The major media played totally into the hands of the Right by not representing any of the complexities of the case, e.g., probably a quarter of a million people per year have similar or related decisions made to limit artificial life support. What about them? The media let the Republicans totally frame the issues and filled almost all the talking-head slots with ardent right-wingers. The Democrats acquiesced by going on the defensive. Very little consistent attention is being paid to the validity of Congress intervening in this issue, especially in the middle of the night and with a disproportionate number of Republicans voting and using rules for non-controversial issues in the Senate.

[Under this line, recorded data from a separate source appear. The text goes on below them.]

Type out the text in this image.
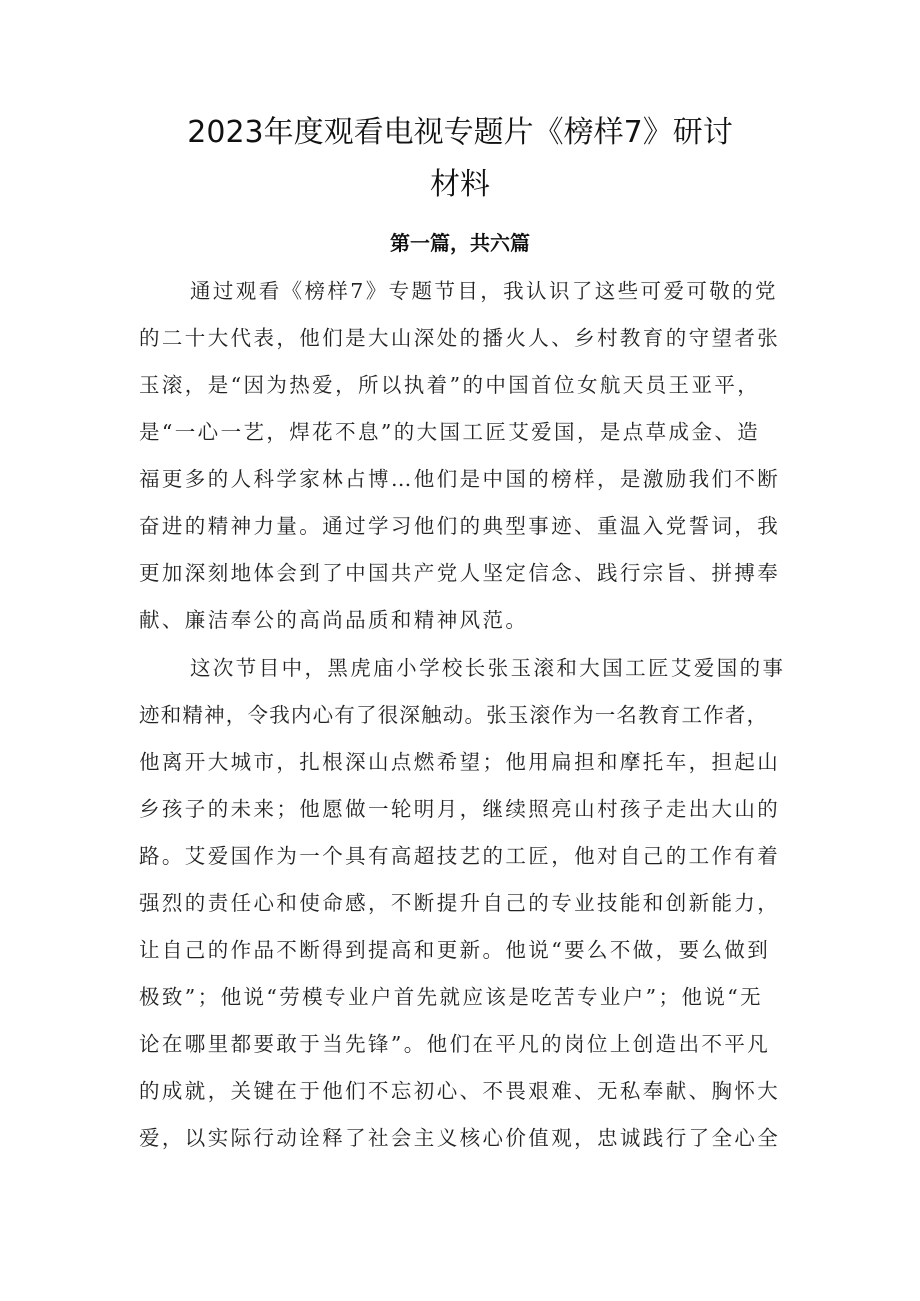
2023年度观看电视专题片《榜样7》研讨
材料
第一篇，共六篇
通过观看《榜样7》专题节目，我认识了这些可爱可敬的党
的二十大代表，他们是大山深处的播火人、乡村教育的守望者张
玉滚，是“因为热爱，所以执着”的中国首位女航天员王亚平，
是“一心一艺，焊花不息”的大国工匠艾爱国，是点草成金、造
福更多的人科学家林占博…他们是中国的榜样，是激励我们不断
奋进的精神力量。通过学习他们的典型事迹、重温入党誓词，我
更加深刻地体会到了中国共产党人坚定信念、践行宗旨、拼搏奉
献、廉洁奉公的高尚品质和精神风范。
这次节目中，黑虎庙小学校长张玉滚和大国工匠艾爱国的事
迹和精神，令我内心有了很深触动。张玉滚作为一名教育工作者，
他离开大城市，扎根深山点燃希望；他用扁担和摩托车，担起山
乡孩子的未来；他愿做一轮明月，继续照亮山村孩子走出大山的
路。艾爱国作为一个具有高超技艺的工匠，他对自己的工作有着
强烈的责任心和使命感，不断提升自己的专业技能和创新能力，
让自己的作品不断得到提高和更新。他说“要么不做，要么做到
极致”；他说“劳模专业户首先就应该是吃苦专业户”；他说“无
论在哪里都要敢于当先锋”。他们在平凡的岗位上创造出不平凡
的成就，关键在于他们不忘初心、不畏艰难、无私奉献、胸怀大
爱，以实际行动诠释了社会主义核心价值观，忠诚践行了全心全
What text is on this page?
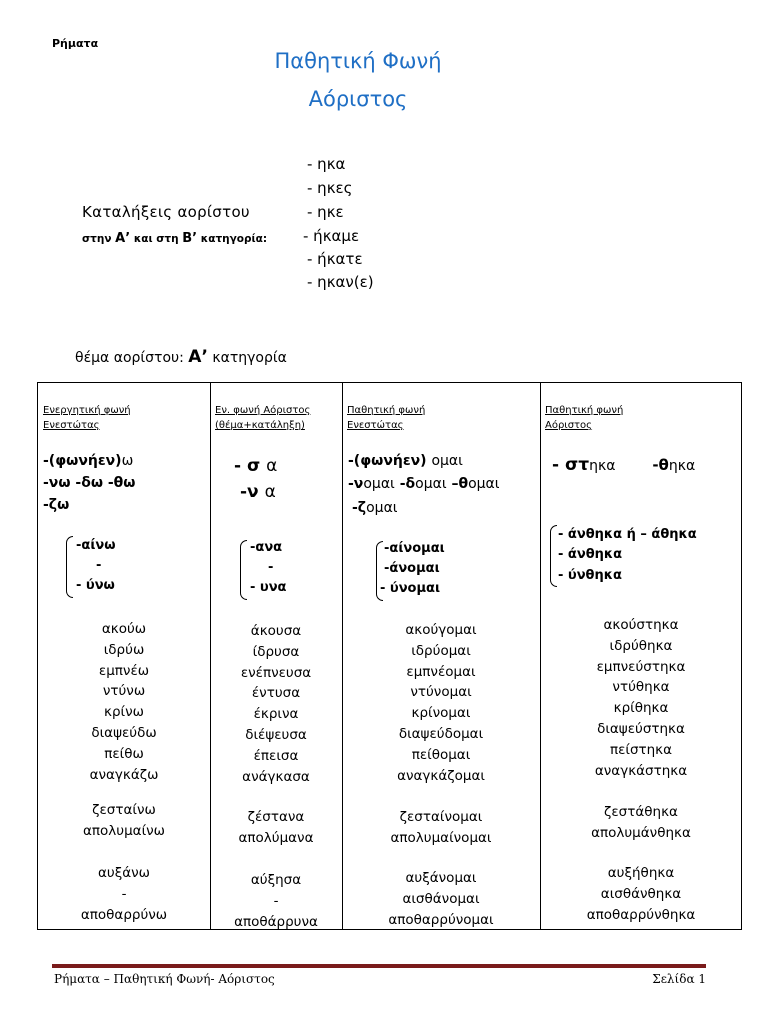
Ρήματα
Παθητική Φωνή
Αόριστος
- ηκα
- ηκες
- ηκε
- ήκαμε
- ήκατε
- ηκαν(ε)
Καταλήξεις αορίστου
στην Α’ και στη Β’ κατηγορία:
θέμα αορίστου: Α’ κατηγορία
Ενεργητική φωνή
Ενεστώτας
-(φωνήεν)ω
-νω -δω -θω
-ζω
-αίνω
-
- ύνω
ακούω
ιδρύω
εμπνέω
ντύνω
κρίνω
διαψεύδω
πείθω
αναγκάζω
ζεσταίνω
απολυμαίνω
αυξάνω
-
αποθαρρύνω
Εν. φωνή Αόριστος
(θέμα+κατάληξη)
- σ α
-ν α
-ανα
-
- υνα
άκουσα
ίδρυσα
ενέπνευσα
έντυσα
έκρινα
διέψευσα
έπεισα
ανάγκασα
ζέστανα
απολύμανα
αύξησα
-
αποθάρρυνα
Παθητική φωνή
Ενεστώτας
-(φωνήεν) ομαι
-νομαι -δομαι –θομαι
-ζομαι
-αίνομαι
-άνομαι
- ύνομαι
ακούγομαι
ιδρύομαι
εμπνέομαι
ντύνομαι
κρίνομαι
διαψεύδομαι
πείθομαι
αναγκάζομαι
ζεσταίνομαι
απολυμαίνομαι
αυξάνομαι
αισθάνομαι
αποθαρρύνομαι
Παθητική φωνή
Αόριστος
- στηκα -θηκα
- άνθηκα ή – άθηκα
- άνθηκα
- ύνθηκα
ακούστηκα
ιδρύθηκα
εμπνεύστηκα
ντύθηκα
κρίθηκα
διαψεύστηκα
πείστηκα
αναγκάστηκα
ζεστάθηκα
απολυμάνθηκα
αυξήθηκα
αισθάνθηκα
αποθαρρύνθηκα
Ρήματα – Παθητική Φωνή- Αόριστος	Σελίδα 1
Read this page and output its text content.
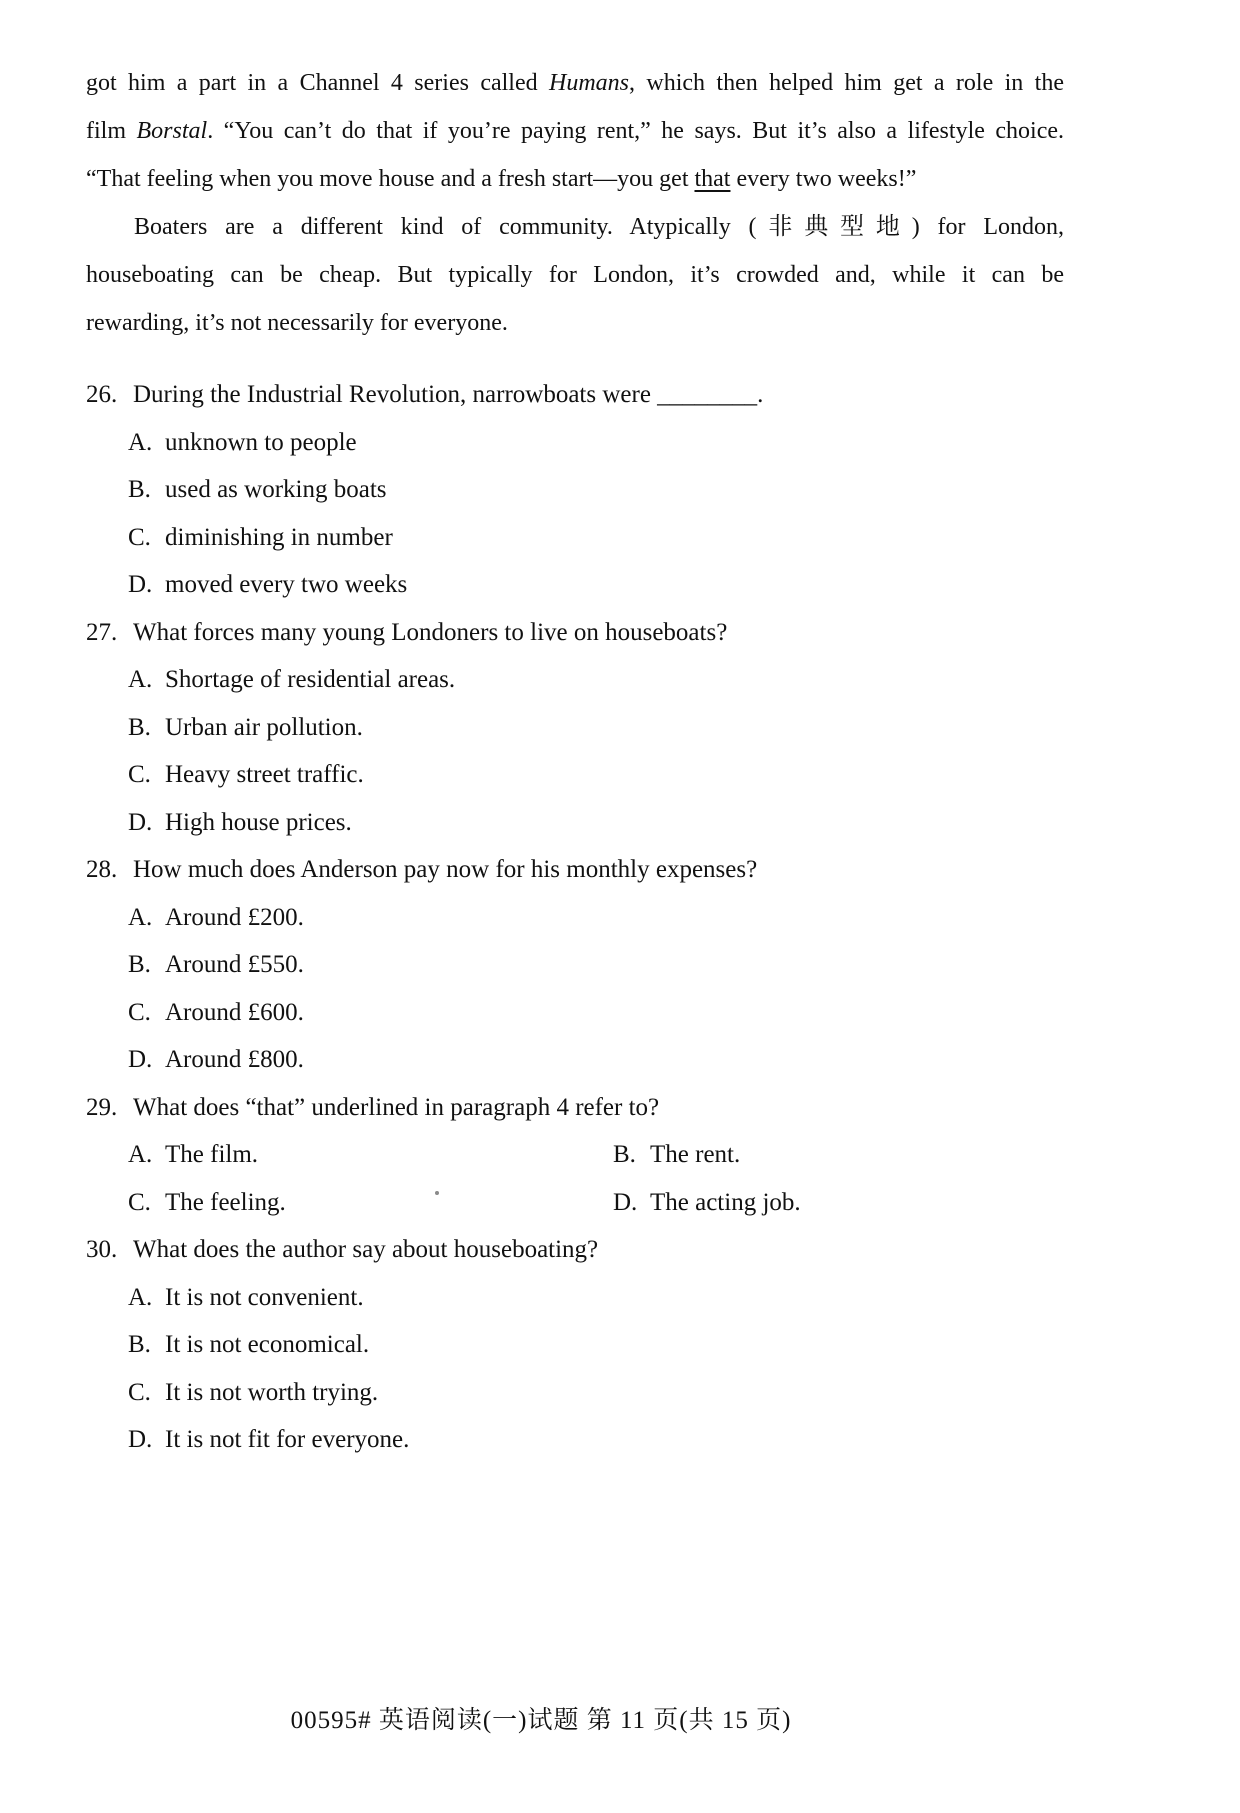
got him a part in a Channel 4 series called Humans, which then helped him get a role in the
film Borstal. “You can’t do that if you’re paying rent,” he says. But it’s also a lifestyle choice.
“That feeling when you move house and a fresh start—you get that every two weeks!”
Boaters are a different kind of community. Atypically (非典型地) for London,
houseboating can be cheap. But typically for London, it’s crowded and, while it can be
rewarding, it’s not necessarily for everyone.
26. During the Industrial Revolution, narrowboats were ________.
A. unknown to people
B. used as working boats
C. diminishing in number
D. moved every two weeks
27. What forces many young Londoners to live on houseboats?
A. Shortage of residential areas.
B. Urban air pollution.
C. Heavy street traffic.
D. High house prices.
28. How much does Anderson pay now for his monthly expenses?
A. Around £200.
B. Around £550.
C. Around £600.
D. Around £800.
29. What does “that” underlined in paragraph 4 refer to?
A. The film.	B. The rent.
C. The feeling.	D. The acting job.
30. What does the author say about houseboating?
A. It is not convenient.
B. It is not economical.
C. It is not worth trying.
D. It is not fit for everyone.
00595# 英语阅读(一)试题 第 11 页(共 15 页)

Further, cable news in particular uncritically handled the Schindler family's understandable but clearly incorrect beliefs about the possibility of Ms. Schiavo's improvement. Their claims were run uncontested, often as if there were competing, equally valid medical opinions regarding Ms. Schiavo's condition by the medical experts who had actually examined her. To back up this view, the media offered a handful of doctors who support Right ideology, like Sen. Bill Frist who felt qualified to offer a cheery prognosis based on a five-year-old video. "We're making a decision to pull a tube this week without a clear-cut diagnosis, or what in my mind was a clear-cut diagnosis," Frist proclaimed like a faith healer with remarkable powers to treat patients from afar.

From time to time, the media occasionally balanced their coverage with mainstream doctors who all gave similar assessments that Ms. Schiavo could not hope to advance from her current "persistent vegetative state."

Yet, a minute later, news shows would have the Schindler family and their supporters back again to maintain that she was actually responsive and showed emotion. A video made by the Schindler family and edited to convey an impression of potential vitality was incessantly aired. While the medical community seems overwhelmingly convinced about the utter incapacity of Ms. Schiavo to improve, this fact was buried under a shrill, frantic chorus of contentions that with therapy she can improve and might even be able to talk.

The media also did a very poor job of contrasting the consequences of keeping people semi-comatose alive while $15 billion in funds for Medicaid and other health programs is set for slashing by Tom DeLay and Co. Little mention was made of the annual death toll stemming from lack of health insurance, estimated at 18,000 Americans per year by the Institute of Medicine.

Thus far, the major media responded to the issue as framed in the Republican playbook, and largely neglected such thorny issues as the ability of technology to prolong life, sometimes indefinitely, after the quality of life is gone.

Despite the deplorable, emotion-drenched and fact-deprived media coverage, the vast majority of Americans concluded, apparently from their own family experiences, that Congress has no place intruding from long distance into intimate, anguished life-and-death decisions. For progressives, the wisdom of ordinary Americans in the face of this propaganda barrage ought to be encouraging.

At the same time, the Schiavo case should urgently remind us of that the Right is still intent on tearing down fundamental pillars of democracy.